NG22A-05
Application of Empirical Mode Decomposition for Identification and Characterization of Long-Run Persistence in California Reservoir Inflows
Tuesday, 15 December 2015: 11:30
300 (Moscone South)
Amber Jean M Kuss1, Brent Haddad2 and Renée Kidson1, (1)University of California Santa Cruz, Environmental Studies, Santa Cruz, CA, United States, (2)University of California Santa Cruz, Santa Cruz, CA, United States
Abstract:
This research quantified long-run hydrological persistence in two important regions for the California water supply system using a relatively new approach in hydrology, Empirical Mode Decomposition (EMD).

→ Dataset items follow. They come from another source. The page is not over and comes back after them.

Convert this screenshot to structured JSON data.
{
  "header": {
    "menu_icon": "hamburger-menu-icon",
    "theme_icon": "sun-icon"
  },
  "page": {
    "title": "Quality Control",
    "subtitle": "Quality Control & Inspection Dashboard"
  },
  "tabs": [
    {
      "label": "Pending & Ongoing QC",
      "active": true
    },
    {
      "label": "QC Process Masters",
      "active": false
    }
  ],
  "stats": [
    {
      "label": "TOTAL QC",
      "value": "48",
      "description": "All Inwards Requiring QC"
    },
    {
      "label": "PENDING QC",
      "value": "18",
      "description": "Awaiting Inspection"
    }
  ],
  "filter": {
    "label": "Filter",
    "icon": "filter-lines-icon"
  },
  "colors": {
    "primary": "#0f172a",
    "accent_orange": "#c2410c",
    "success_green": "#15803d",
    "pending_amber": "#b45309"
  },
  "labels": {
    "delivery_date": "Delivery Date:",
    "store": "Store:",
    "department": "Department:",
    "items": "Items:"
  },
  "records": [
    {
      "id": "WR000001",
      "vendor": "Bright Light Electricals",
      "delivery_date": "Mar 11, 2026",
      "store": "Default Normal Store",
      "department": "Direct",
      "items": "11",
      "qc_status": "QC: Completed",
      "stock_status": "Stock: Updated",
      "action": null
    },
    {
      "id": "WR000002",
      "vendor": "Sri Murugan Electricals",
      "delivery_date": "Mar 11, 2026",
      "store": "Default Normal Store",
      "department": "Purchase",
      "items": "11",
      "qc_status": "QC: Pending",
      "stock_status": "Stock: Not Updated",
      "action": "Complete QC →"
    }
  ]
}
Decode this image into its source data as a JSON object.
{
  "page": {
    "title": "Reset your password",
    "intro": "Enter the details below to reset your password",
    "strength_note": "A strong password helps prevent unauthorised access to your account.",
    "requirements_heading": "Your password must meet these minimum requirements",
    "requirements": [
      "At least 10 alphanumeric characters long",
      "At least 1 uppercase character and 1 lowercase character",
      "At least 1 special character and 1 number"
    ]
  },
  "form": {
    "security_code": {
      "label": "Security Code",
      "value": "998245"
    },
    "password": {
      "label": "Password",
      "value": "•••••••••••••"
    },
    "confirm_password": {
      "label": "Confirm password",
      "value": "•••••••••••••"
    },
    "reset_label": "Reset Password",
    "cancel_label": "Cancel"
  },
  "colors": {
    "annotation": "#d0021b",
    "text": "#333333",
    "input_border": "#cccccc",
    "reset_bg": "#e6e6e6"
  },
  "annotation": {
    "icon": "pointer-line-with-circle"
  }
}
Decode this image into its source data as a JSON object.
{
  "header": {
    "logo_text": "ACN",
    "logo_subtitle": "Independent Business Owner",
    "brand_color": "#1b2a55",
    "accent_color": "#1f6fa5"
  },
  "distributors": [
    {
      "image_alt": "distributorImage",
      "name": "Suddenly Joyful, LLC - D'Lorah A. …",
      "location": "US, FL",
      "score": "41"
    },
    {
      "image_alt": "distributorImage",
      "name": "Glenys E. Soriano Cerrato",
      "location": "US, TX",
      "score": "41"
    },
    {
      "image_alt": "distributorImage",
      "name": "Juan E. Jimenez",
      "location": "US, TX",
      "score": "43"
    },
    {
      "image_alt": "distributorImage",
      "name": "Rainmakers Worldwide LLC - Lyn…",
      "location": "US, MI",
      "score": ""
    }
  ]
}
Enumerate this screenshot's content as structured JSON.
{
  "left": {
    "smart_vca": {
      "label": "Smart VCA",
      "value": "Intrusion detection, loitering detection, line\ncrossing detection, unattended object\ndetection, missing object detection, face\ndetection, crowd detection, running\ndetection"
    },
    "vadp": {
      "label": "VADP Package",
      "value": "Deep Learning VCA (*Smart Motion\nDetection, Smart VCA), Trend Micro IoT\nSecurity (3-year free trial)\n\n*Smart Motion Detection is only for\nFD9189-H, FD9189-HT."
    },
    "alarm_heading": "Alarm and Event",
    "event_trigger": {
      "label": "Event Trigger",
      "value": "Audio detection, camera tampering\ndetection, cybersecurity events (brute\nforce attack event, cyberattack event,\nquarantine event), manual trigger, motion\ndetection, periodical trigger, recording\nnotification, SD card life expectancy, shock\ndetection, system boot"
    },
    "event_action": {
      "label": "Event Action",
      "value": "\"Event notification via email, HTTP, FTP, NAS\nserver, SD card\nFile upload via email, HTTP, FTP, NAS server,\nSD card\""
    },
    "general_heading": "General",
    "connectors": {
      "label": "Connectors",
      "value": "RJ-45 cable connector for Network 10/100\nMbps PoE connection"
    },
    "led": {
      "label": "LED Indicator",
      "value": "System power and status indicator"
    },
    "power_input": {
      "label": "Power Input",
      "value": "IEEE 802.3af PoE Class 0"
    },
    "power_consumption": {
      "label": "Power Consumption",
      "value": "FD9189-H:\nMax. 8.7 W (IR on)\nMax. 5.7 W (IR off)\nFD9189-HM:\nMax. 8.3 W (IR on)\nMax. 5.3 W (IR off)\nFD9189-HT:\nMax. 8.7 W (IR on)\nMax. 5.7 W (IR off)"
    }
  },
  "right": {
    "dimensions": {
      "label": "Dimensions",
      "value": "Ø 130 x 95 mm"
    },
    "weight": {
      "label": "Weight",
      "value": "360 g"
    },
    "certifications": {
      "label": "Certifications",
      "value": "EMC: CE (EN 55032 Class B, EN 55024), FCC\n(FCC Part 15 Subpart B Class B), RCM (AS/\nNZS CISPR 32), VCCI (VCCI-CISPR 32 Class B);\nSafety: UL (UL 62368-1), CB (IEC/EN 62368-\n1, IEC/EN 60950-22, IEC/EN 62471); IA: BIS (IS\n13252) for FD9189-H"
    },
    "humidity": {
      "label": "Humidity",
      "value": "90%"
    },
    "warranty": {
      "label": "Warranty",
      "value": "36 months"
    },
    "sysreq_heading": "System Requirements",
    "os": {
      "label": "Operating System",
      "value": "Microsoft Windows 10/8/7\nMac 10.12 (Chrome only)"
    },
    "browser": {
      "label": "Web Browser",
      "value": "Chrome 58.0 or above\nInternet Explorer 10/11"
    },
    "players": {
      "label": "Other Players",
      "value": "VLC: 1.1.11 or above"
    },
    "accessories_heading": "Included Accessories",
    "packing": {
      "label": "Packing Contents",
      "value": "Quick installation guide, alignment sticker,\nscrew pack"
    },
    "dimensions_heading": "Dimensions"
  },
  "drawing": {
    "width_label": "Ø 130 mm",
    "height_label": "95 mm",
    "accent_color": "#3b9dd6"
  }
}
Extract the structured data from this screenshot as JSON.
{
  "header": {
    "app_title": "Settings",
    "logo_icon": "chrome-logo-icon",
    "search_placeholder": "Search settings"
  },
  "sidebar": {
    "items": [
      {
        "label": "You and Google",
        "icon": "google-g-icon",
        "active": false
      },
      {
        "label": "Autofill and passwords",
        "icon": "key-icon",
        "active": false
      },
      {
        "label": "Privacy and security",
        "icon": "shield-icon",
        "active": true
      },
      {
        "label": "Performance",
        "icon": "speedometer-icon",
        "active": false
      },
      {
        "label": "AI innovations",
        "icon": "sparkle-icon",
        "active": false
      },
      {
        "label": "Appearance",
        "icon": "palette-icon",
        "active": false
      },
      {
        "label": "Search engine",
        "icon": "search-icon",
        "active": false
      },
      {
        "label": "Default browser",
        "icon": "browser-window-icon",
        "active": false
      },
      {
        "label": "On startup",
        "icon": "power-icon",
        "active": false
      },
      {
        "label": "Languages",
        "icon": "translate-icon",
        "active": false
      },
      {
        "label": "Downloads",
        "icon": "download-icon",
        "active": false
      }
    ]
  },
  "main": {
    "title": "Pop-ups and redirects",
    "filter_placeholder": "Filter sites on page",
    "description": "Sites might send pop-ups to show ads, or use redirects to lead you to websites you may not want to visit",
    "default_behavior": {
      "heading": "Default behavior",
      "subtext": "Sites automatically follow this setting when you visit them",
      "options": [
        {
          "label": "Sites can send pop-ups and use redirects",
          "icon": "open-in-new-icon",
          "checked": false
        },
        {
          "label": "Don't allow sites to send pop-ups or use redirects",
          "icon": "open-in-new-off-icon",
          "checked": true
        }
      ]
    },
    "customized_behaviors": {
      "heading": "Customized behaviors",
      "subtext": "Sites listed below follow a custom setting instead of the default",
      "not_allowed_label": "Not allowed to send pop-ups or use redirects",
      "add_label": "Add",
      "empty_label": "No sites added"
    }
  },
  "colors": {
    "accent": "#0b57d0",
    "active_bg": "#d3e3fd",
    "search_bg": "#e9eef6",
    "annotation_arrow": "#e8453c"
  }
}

EMD is a user-adaptive method that identifies non-stationary persistence, as Intrinsic Mode Functions (IMFs), prevalent in hydrological data but often not represented in current water supply modeling. The primary objectives of this research included: 1) examination of variability, patterns of persistence, and the degree of cross-correlations among annual and monthly inflows in these two regions, 2) identification of potential sources of persistence in inflows, particularly modes of climate variability, and 3) to provide water supply managers with suggestions to incorporate these methods into water supply modeling. Results indicate that inflows are highly variable, highly cross-correlated within each region and between the two regions, and moderately correlated to long-run patterns of persistence. Average annual IMF periodicities of >10 years contributed to a considerable amount of variance in annual inflows for the two regions (27.05% and 14.92% for the Oroville and Shasta/Trinity inflows, respectively) and exhibited the strongest moderate (on average 0.50) correlations to climate IMFs of similar length. Monthly correlations of inflows to climate indices were generally weak, but also exhibited the strongest correlations in IMFs with average periodicities of >10 years. This research underscores the need to utilize uncorrelated sources of water, such as desalination, into water management plans and to incorporate long-run persistence into water supply scenario modeling to increase reliability, especially during prolonged periods of hydrologic downturns. The EMD analytical method is a powerful and approachable tool that can be adapted for water supply managers to use as a precursor to this future scenario modeling.